Al minuto, les empieza a sonar muy cerca del oído una música que, vaya casualidad, parece una fanfarria marcial: Aurora . Y no sólo la música: escuchan algo sobre "un águila guerrera" y "puntas de flecha", a decibeles mucho más altos que los permitidos –para que la letra se entienda, porque el casete está un poco gastado–, en bafles viejos que lanzan chirridos intermitentes porque se acoplan.

A esa altura, los niños se preguntan si no era mejor dar una vuelta en el tren fantasma con Zulma Lobato sin maquillaje cantándoles Resistiré .

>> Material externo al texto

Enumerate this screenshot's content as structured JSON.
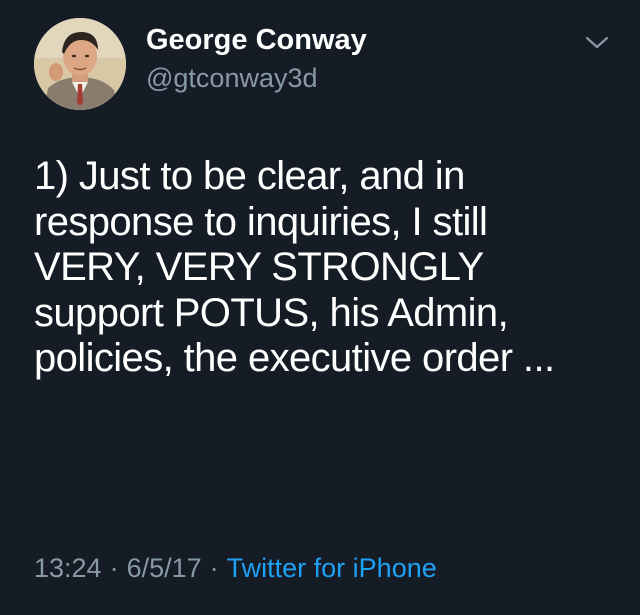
{
  "tweet": {
    "author": {
      "display_name": "George Conway",
      "handle": "@gtconway3d",
      "avatar_icon": "profile-photo-illustration"
    },
    "menu_icon": "chevron-down-icon",
    "text": "1) Just to be clear, and in\nresponse to inquiries, I still\nVERY, VERY STRONGLY\nsupport POTUS, his Admin,\npolicies, the executive order ...",
    "time": "13:24",
    "date": "6/5/17",
    "separator": "·",
    "source": "Twitter for iPhone"
  },
  "colors": {
    "background": "#151c26",
    "primary_text": "#ffffff",
    "secondary_text": "#8899a6",
    "link": "#1da1f2"
  }
}
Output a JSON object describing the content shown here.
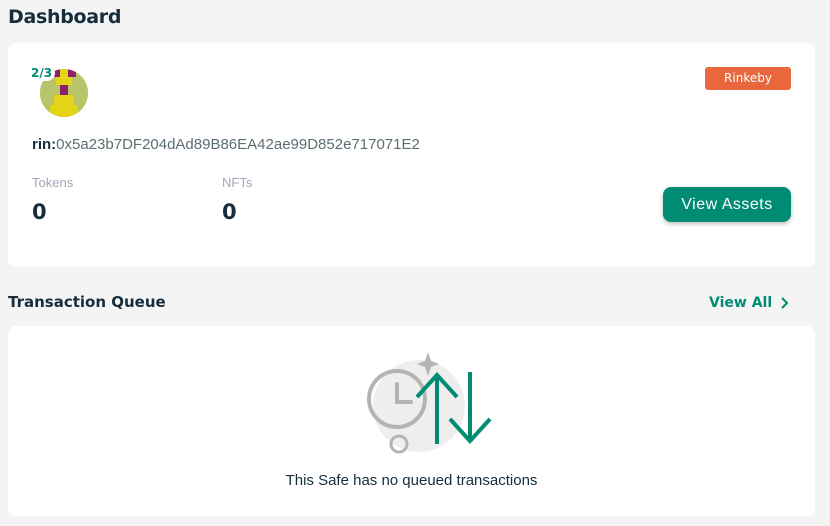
{
  "page": {
    "title": "Dashboard"
  },
  "safe": {
    "threshold": "2/3",
    "network": "Rinkeby",
    "address_prefix": "rin:",
    "address": "0x5a23b7DF204dAd89B86EA42ae99D852e717071E2",
    "stats": [
      {
        "label": "Tokens",
        "value": "0"
      },
      {
        "label": "NFTs",
        "value": "0"
      }
    ],
    "view_assets_label": "View Assets"
  },
  "queue": {
    "title": "Transaction Queue",
    "view_all_label": "View All",
    "empty_message": "This Safe has no queued transactions"
  },
  "colors": {
    "accent": "#008c73",
    "network": "#e8673c",
    "text": "#162d3d"
  },
  "icons": [
    "safe-identicon",
    "clock-icon",
    "transfer-arrows-icon",
    "chevron-right-icon"
  ]
}
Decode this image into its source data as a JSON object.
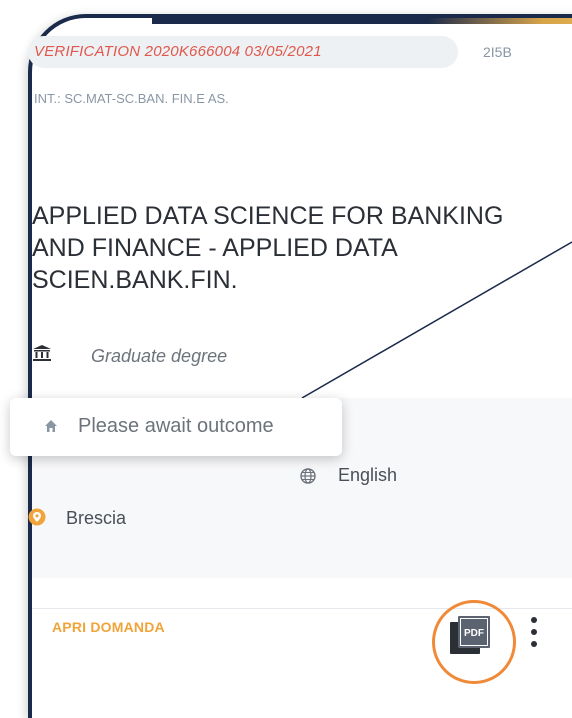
{
  "header": {
    "verification": "VERIFICATION  2020K666004  03/05/2021",
    "code": "2I5B",
    "interclass": "INT.: SC.MAT-SC.BAN. FIN.E AS."
  },
  "course": {
    "title": "APPLIED DATA SCIENCE FOR BANKING AND FINANCE - APPLIED DATA SCIEN.BANK.FIN.",
    "degree": "Graduate  degree",
    "language": "English",
    "city": "Brescia"
  },
  "popover": {
    "status": "Please await outcome"
  },
  "footer": {
    "apri_label": "APRI DOMANDA",
    "pdf_label": "PDF"
  },
  "icons": {
    "degree": "bank-icon",
    "language": "globe-icon",
    "city": "map-pin-icon",
    "status": "home-icon",
    "pdf": "pdf-icon",
    "more": "more-vert-icon"
  },
  "colors": {
    "verification": "#e0584c",
    "accent": "#f0a43a",
    "highlight_ring": "#f08a38",
    "frame": "#1b2a4a"
  }
}
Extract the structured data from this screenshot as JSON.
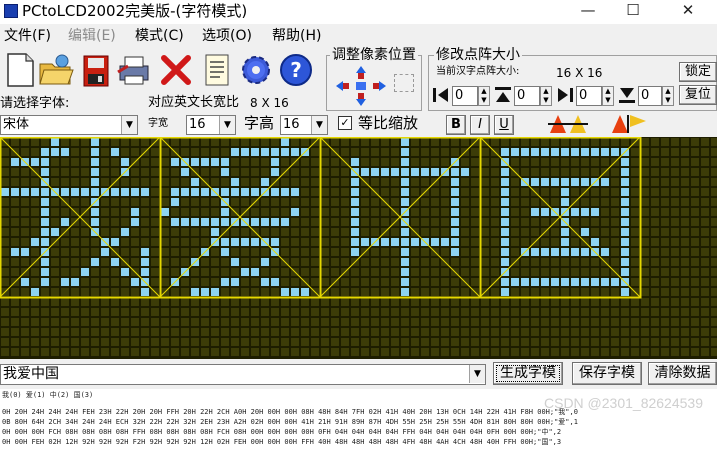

Después de todo, por si alguno de los noveles estudiantes no se hubiera despertado, se anuncia por el micrófono –al principio, a un nivel atronador, porque se habían olvidado de acomodar el volumen– que la directora dirá el discurso.

En ese momento, los chicos que ya se despertaron conocen la cara que les hará fruncir los flequillos cuando la vean entrar al aula. La dueña de la oficina del infierno que las maestras prometen cuando se comete un pecado. La máxima autoridad, poco presente pero omnisciente.

No están solos: a esa altura, hay muchos padres a los que también los vencieron los párpados.

Antes de entrar al aula, los pequeños se largan a llorar. Los padres creen que es por ellos.

Horas después, tras soportar esa primera jornada, los despiden de la escuela con otra marcha castrense que anuncia que "avanza el enemigo", con "huestes" que se "preparan para luchar" y que "el gran jefe a la carga ordenó".Unos pocos logran pasar esa experiencia sin secuelas. El resto será carne de diván. Y, encima, les echaremos la culpa porque ven mucha tele.